Kula Cenâb-ı Hakk’ın hoşnutluğunu kazandıran ölçüye dikkat ediyor musunuz?

Hz. Âişe'nin ifadesiyle O, herkes gibi bir insandı. Elbisesini temizler, koyununu sağar ve kendi ihtiyaçlarını kendisi görürdü. Herkes gibi o da hüzünlenir, neşelenir ve öfkelenirdi. Onun da bir hayat meşgalesi vardı. Arkadaşları, dostları vardı.

Yüce Allah Kur'an'ı Kerim’de “Andolsun Allah'ın Elçisinde sizin için Allah'a ve ahiret gününe kavuşmaya inanan ve Allah'ı çok anan kimseler için, (uyulacak) en güzel bir örnek vardır.” buyuruyor. (Ahzab 21. Ayet)

Evet, her hâli ile etrafındakiler için en güzel örnekti ancak hiçbir zaman kendisini ashâbından ayrı tutmaz, asla üstünlük taslamazdı. O, bir peygamber ve toplumun lideri olmasına rağmen insanlarla arasında herhangi bir mesafe koymamıştır. Meclise girdiği zaman edebinden ayağa kalkan ashabını bu davranıştan sakındırdığı malumdur. Yine baş köşeye kurulmak yerine boş bulduğu herhangi bir yere oturmayı tercih ettiği meşhurdur. Bir gün kendisiyle konuşmaya gelen bir adamın heyecandan titremesi üzerine söylediği şu sözlere dikkat buyurun: Korkma! Ben bir kral değilim. Ben sadece (güneşte) kurutulmuş et yiyen bir kadının oğluyum.”

O bir kul peygamberdi. İnsanlardan bir insandı. Öyle olmasaydı şayet bize nasıl örnek olabilir, bize nasıl yol gösterebilirdi?

Evet, böyle yüce ve aynı ölçüde de mütevazı bir peygambere sahibiz. Ümmeti olmakla iftihar ettiğimiz bu peygambere hâl ve tavırlarımızla uzak düşüyorsak, kimi örnek alıyoruz? 

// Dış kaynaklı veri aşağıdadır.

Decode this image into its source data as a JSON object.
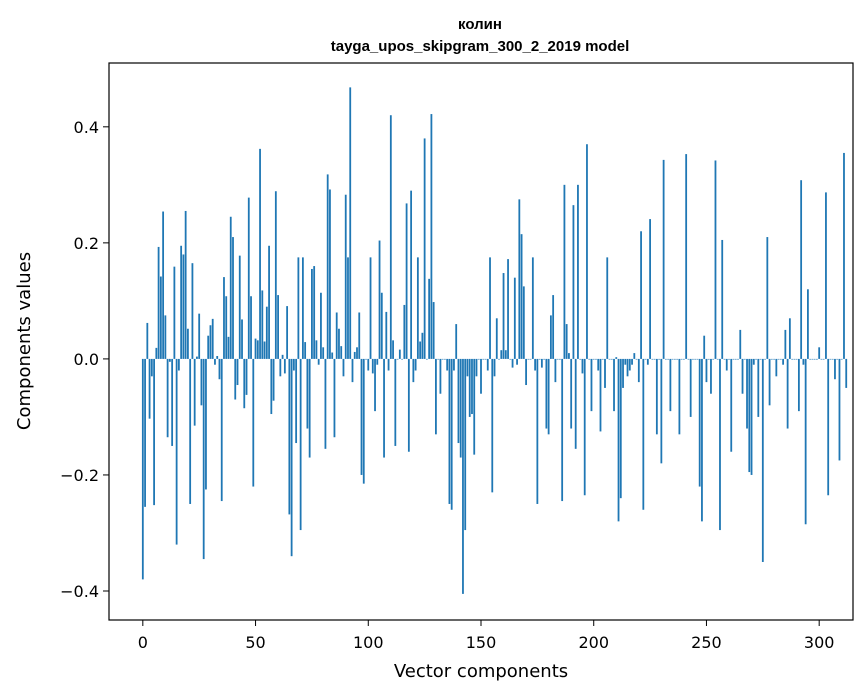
{
  "chart_data": {
    "type": "bar",
    "title_line1": "колин",
    "title_line2": "tayga_upos_skipgram_300_2_2019 model",
    "xlabel": "Vector components",
    "ylabel": "Components values",
    "xlim": [
      -15,
      315
    ],
    "ylim": [
      -0.45,
      0.51
    ],
    "xticks": [
      0,
      50,
      100,
      150,
      200,
      250,
      300
    ],
    "yticks": [
      -0.4,
      -0.2,
      0.0,
      0.2,
      0.4
    ],
    "ytick_labels": [
      "−0.4",
      "−0.2",
      "0.0",
      "0.2",
      "0.4"
    ],
    "bar_color": "#1f77b4",
    "values": [
      -0.38,
      -0.255,
      0.062,
      -0.103,
      -0.03,
      -0.252,
      0.019,
      0.193,
      0.142,
      0.254,
      0.075,
      -0.135,
      -0.005,
      -0.15,
      0.159,
      -0.32,
      -0.02,
      0.195,
      0.18,
      0.255,
      0.052,
      -0.25,
      0.165,
      -0.115,
      0.004,
      0.078,
      -0.08,
      -0.345,
      -0.225,
      0.04,
      0.058,
      0.069,
      -0.01,
      0.005,
      -0.035,
      -0.245,
      0.141,
      0.108,
      0.038,
      0.245,
      0.21,
      -0.07,
      -0.045,
      0.178,
      0.068,
      -0.085,
      -0.062,
      0.278,
      0.108,
      -0.22,
      0.035,
      0.032,
      0.362,
      0.118,
      0.03,
      0.09,
      0.195,
      -0.095,
      -0.072,
      0.289,
      0.11,
      -0.03,
      0.007,
      -0.025,
      0.091,
      -0.268,
      -0.34,
      -0.02,
      -0.145,
      0.175,
      -0.295,
      0.175,
      0.029,
      -0.12,
      -0.17,
      0.155,
      0.16,
      0.032,
      -0.01,
      0.114,
      0.02,
      -0.155,
      0.318,
      0.292,
      0.011,
      -0.135,
      0.08,
      0.052,
      0.022,
      -0.03,
      0.283,
      0.175,
      0.468,
      -0.04,
      0.012,
      0.02,
      0.08,
      -0.2,
      -0.215,
      0.0,
      -0.02,
      0.175,
      -0.025,
      -0.09,
      -0.01,
      0.204,
      0.114,
      -0.17,
      0.081,
      -0.02,
      0.42,
      0.032,
      -0.15,
      0.0,
      0.016,
      0.0,
      0.093,
      0.268,
      -0.16,
      0.29,
      -0.04,
      -0.02,
      0.175,
      0.03,
      0.045,
      0.38,
      0.0,
      0.138,
      0.422,
      0.098,
      -0.13,
      0.0,
      -0.06,
      0.0,
      0.0,
      -0.02,
      -0.25,
      -0.26,
      -0.02,
      0.06,
      -0.145,
      -0.17,
      -0.405,
      -0.295,
      -0.03,
      -0.1,
      -0.095,
      -0.165,
      -0.03,
      0.0,
      -0.06,
      0.0,
      0.0,
      -0.02,
      0.175,
      -0.23,
      -0.03,
      0.07,
      0.0,
      0.015,
      0.148,
      0.015,
      0.172,
      0.0,
      -0.015,
      0.14,
      -0.01,
      0.275,
      0.215,
      0.125,
      -0.045,
      0.0,
      0.0,
      0.175,
      -0.02,
      -0.25,
      0.0,
      -0.015,
      0.0,
      -0.12,
      -0.13,
      0.075,
      0.11,
      -0.04,
      0.0,
      0.0,
      -0.245,
      0.3,
      0.06,
      0.01,
      -0.12,
      0.265,
      -0.155,
      0.3,
      0.0,
      -0.025,
      -0.235,
      0.37,
      0.0,
      -0.09,
      0.0,
      0.0,
      -0.02,
      -0.125,
      0.0,
      -0.05,
      0.175,
      0.0,
      0.0,
      -0.09,
      0.003,
      -0.28,
      -0.24,
      -0.05,
      -0.01,
      -0.03,
      -0.02,
      -0.01,
      0.01,
      0.0,
      -0.04,
      0.22,
      -0.26,
      0.0,
      -0.01,
      0.241,
      0.0,
      0.0,
      -0.13,
      0.0,
      -0.18,
      0.343,
      0.0,
      0.0,
      -0.09,
      0.0,
      0.0,
      0.0,
      -0.13,
      0.0,
      0.0,
      0.353,
      0.0,
      -0.1,
      0.0,
      0.0,
      0.0,
      -0.22,
      -0.28,
      0.04,
      -0.04,
      0.0,
      -0.06,
      0.0,
      0.342,
      0.0,
      -0.295,
      0.205,
      0.0,
      -0.02,
      0.0,
      -0.16,
      0.0,
      0.0,
      0.0,
      0.05,
      -0.06,
      0.0,
      -0.12,
      -0.195,
      -0.2,
      -0.01,
      0.0,
      -0.1,
      0.0,
      -0.35,
      0.0,
      0.21,
      -0.08,
      0.0,
      0.0,
      -0.03,
      0.0,
      0.0,
      -0.01,
      0.05,
      -0.12,
      0.07,
      0.0,
      0.0,
      0.0,
      -0.09,
      0.308,
      -0.01,
      -0.285,
      0.12,
      0.0,
      0.0,
      0.0,
      0.0,
      0.02,
      0.0,
      0.0,
      0.287,
      -0.235,
      0.0,
      0.0,
      -0.035,
      0.0,
      -0.175,
      0.0,
      0.355,
      -0.05
    ]
  }
}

Belki O’nu tanımadığımız için onun gibi yaşamıyoruz. 

Belki de daha fenası:

O’nu tanıdığımız hâlde böyle davranmayı tercih ediyoruz.

Salavat zinciri oluşturmak bir sevgi göstergesi değildir. Resulullah’a sevginin en samimi göstergesi, onun gibi yaşamak ve O’nun ahlakıyla ahlâklanmaktır. Malum olduğu üzere O’nun ahlâkı ise Kur’an’dır.

Rabbim hepimize sevgili peygamberimizin ahlakı ile ahlaklanmayı ve onun gibi yaşamayı nasip etsin.